Distribution: Rili, Yunnan Province, southwest China.
Habitat: Growing solitary to scattered and gregarious on grassland near a reservoir where cattle and horses have grazed in early autumn.
Material examined: CHINA, Yunnan Province: Dehong Dai-Jingpo Autonomous Prefecture, Ruili, Longchuan County, on grassland near a reservoir, E097°48´03.6”, N24°15´48.9”, 940m, 24 September 2011, Tao Ma, Xiao-Fei Ling RLC005 (IFRD 415241, holotype), RLC004 (IFRD 415240, paratype), RLC006 (IFRD 415242, paratype), RLC007 (IFRD 415243, paratype) and RLC008 (IFRD 415244, paratype).
Note: Psilocybe ruiliensis was only found growing on grassland in the southern subtropical region (close to tropical) of western Yunnan at a relatively low altitude. It can be distinguished by its bright reddish orange-brown to yellowish brown and hemisphaeric or subhemisphaeric pileus, ellipsoid to subhexagonal basidiospores with medium size in face view, slender to stout cheilocystidia, and the presence of pleurocystidia. Phylogenetically, P. ruiliensis forms a monophyletic clade with high BS support (100%) and pp value (1.00) and groups with P. mexicana, P. tampanensis and P. samuiensis (sect. Mexicana) and P. caerulescens (sect. Cordispora) sensu Guzmán (1995) (Fig. 3). In this group, P. ruiliensis and P. samuiensis Guzmán, Bandala & J.W.Allen cluster together.

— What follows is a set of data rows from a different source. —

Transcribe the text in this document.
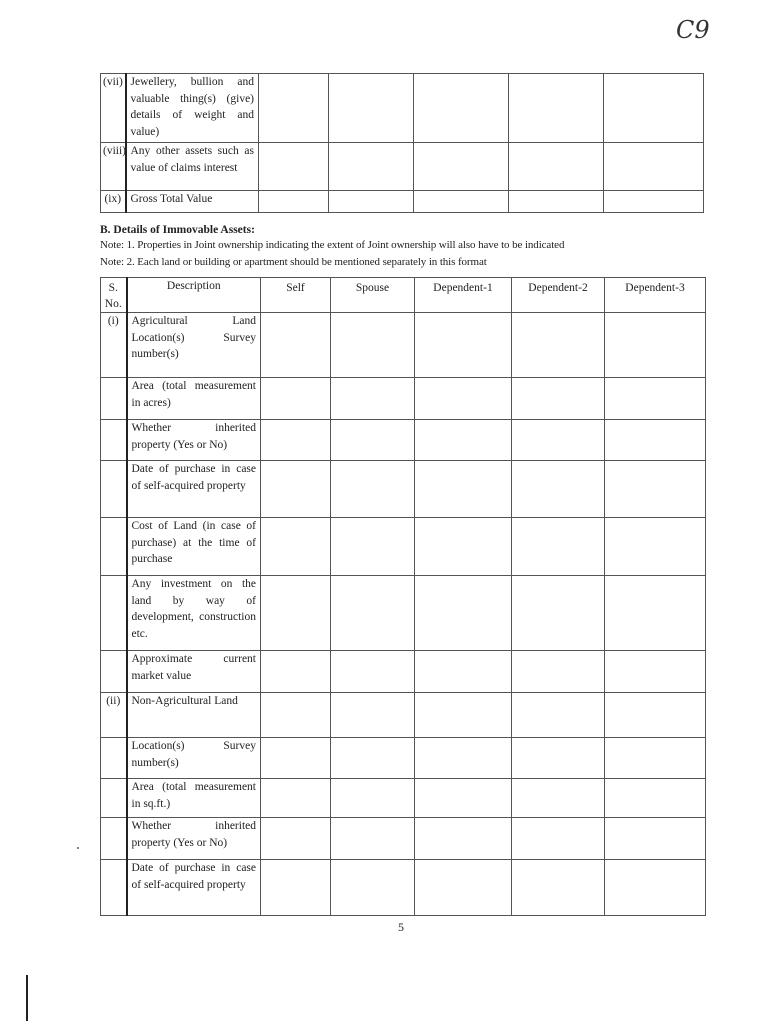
C9
(vii)	Jewellery, bullion and valuable thing(s) (give) details of weight and value)					
(viii)	Any other assets such as value of claims interest					
(ix)	Gross Total Value					
B. Details of Immovable Assets:
Note: 1. Properties in Joint ownership indicating the extent of Joint ownership will also have to be indicated
Note: 2. Each land or building or apartment should be mentioned separately in this format
S. No.	Description	Self	Spouse	Dependent-1	Dependent-2	Dependent-3
(i)	Agricultural Land Location(s) Survey number(s)					
	Area (total measurement in acres)					
	Whether inherited property (Yes or No)					
	Date of purchase in case of self-acquired property					
	Cost of Land (in case of purchase) at the time of purchase					
	Any investment on the land by way of development, construction etc.					
	Approximate current market value					
(ii)	Non-Agricultural Land					
	Location(s) Survey number(s)					
	Area (total measurement in sq.ft.)					
	Whether inherited property (Yes or No)					
	Date of purchase in case of self-acquired property					
5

These taxa are similar in some features of their basidiomata, habitat and basidiospores, but P. samuiensis differs in having a smaller and convex to conic-convex to campanulate pileus and relatively slender stem. Microscopically, the slightly larger hexagonal and subrhomboid basidiospores (9.6–12.0 × 6.4–8.4 μm), the ventricose-lageniform cheilocystidia and pleurocystidia, and the relatively slender pleurocystidia and basidia can easily separate P. samuiensis from P. ruiliensis (Guzmán et al. 1993, Ramírez-Cruz et al. 2013). Morphologically, P. ruiliensis is related to stirps Mexicana according to Singer (1986) because of the medium sized spores, mycenoid habit and growing in open places on soil. It is also related to Sect. Mexicana sensu Guzmán because of the size of spores, the mycenoid habit and the subtropical habitat, although the shape of its basidiospores is partly subrhomboid. In sect. Mexicana sensu Guzmán, besides P. samuiensis mentioned above, P. ruiliensis bears some superficial resemblance to P. mexicana. Both species grow on subtropical grasslands, but the different shape of fruit body, the absence of pleurocystidia, and the subrhomboid spores of P. mexicana easily distinguish them (Singer and Smith 1958, Guzmán 1983). In many aspects, P. ruiliensis is also similar to P. gallaeciae Guzmán & M.L. Castro and P. galindii Guzmán, but the latter two species have pseudorhiza. In addition, P. gallaeciae has a different coloured pileus, slightly broader and thicker-walled spores, and lageniform pleurocystidia and cheilocystidia. Psilocybe galindii has relatively slender basidiomata, smaller basidia, and slightly larger and subrhomboid thicker-walled basidiospores, as well as grows at 1700–1800 m elevation (Guzmán 1983, Guzmán & Castro 2003, Ramírez-Cruz et al. 2013).